Nel mondo romano la collocazione dei siti sepolcrali era in stretta connessione con le altre componenti del paesaggio: situate fuori dagli abitati, allineate lungo le vie, dislocate ai bordi delle proprietà fondiarie, le sepolture costituivano dei marcatori indiretti dell’ubicazione di insediamenti, strade e confini. Di conseguenza, l’analisi topografica della loro posizione e la definizione “topologica” delle relazioni con gli altri elementi del paesaggio forniscono un formidabile strumento per comprendere la distribuzione e la tipologia degli abitati, la struttura e l’evoluzione della rete viaria, l’organizzazione agraria delle campagne.
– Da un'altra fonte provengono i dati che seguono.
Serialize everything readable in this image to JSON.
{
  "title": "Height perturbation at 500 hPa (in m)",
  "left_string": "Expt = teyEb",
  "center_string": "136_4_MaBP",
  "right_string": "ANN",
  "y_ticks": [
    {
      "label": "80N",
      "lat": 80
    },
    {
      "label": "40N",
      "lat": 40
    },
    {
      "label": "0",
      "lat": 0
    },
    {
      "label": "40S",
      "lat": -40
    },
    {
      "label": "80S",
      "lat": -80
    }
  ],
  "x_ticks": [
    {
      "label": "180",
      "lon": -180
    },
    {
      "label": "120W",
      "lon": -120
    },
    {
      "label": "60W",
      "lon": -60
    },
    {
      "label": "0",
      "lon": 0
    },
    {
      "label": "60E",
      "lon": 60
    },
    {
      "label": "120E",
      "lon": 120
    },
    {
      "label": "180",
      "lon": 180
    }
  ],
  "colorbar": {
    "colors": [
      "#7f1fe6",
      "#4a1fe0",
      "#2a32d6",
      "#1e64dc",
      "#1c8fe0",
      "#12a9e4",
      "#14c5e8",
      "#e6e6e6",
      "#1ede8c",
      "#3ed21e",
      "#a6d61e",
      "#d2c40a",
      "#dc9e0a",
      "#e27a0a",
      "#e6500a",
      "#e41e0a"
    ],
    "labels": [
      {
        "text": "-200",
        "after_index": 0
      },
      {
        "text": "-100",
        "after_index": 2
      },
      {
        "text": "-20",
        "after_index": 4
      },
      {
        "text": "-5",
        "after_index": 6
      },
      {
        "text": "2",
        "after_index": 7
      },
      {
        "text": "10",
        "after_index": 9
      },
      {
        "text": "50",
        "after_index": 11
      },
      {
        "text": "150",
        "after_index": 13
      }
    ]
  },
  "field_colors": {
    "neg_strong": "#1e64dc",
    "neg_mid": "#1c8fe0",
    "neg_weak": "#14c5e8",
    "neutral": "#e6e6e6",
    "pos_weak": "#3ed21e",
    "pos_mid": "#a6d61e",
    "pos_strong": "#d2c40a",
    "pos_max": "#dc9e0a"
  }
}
Spostando dunque l’attenzione dalla sepultura in senso stretto al locus sepulturae, questo lavoro si è posto l’obiettivo di sfruttare il potenziale topografico dell’evidenza funeraria utilizzandola come strumento diagnostico per ricostruire popolamento, viabilità e assetti agrari nell’attuale Trentino-Alto Adige tra I e III secolo d.C. Dopo due sezioni dedicate, l’una, alla disamina dei fondamenti teorici e metodologici relativi al valore topografico delle sepolture, l’altra all’analisi diacronica e distributiva di corredi, riti e strutture, il volume si articola in tre parti di tema più prettamente topografico: la prima esamina il rapporto tra sepolture e insediamenti, al fine di ricostruire modalità e dinamiche dell’abitare; la seconda verte sulla connessione tra sepolture e viabilità, delineando i percorsi e l’evoluzione nel tempo delle strade romane in Val di Non; la terza è incentrata sulla relazione tra sepolture e divisioni agrarie con l’obiettivo di verificare le ipotesi di centuriazione in Basso Sarca e in Oltradige. Il presente lavoro, lungi dal voler fornire risultati univoci e definitivi, si pone come punto di partenza per lo sviluppo di un metodo di ricerca topografica che, pur in una prospettiva multidisciplinare, abbia come fulcro l’evidenza funeraria e tutto il suo potenziale informativo.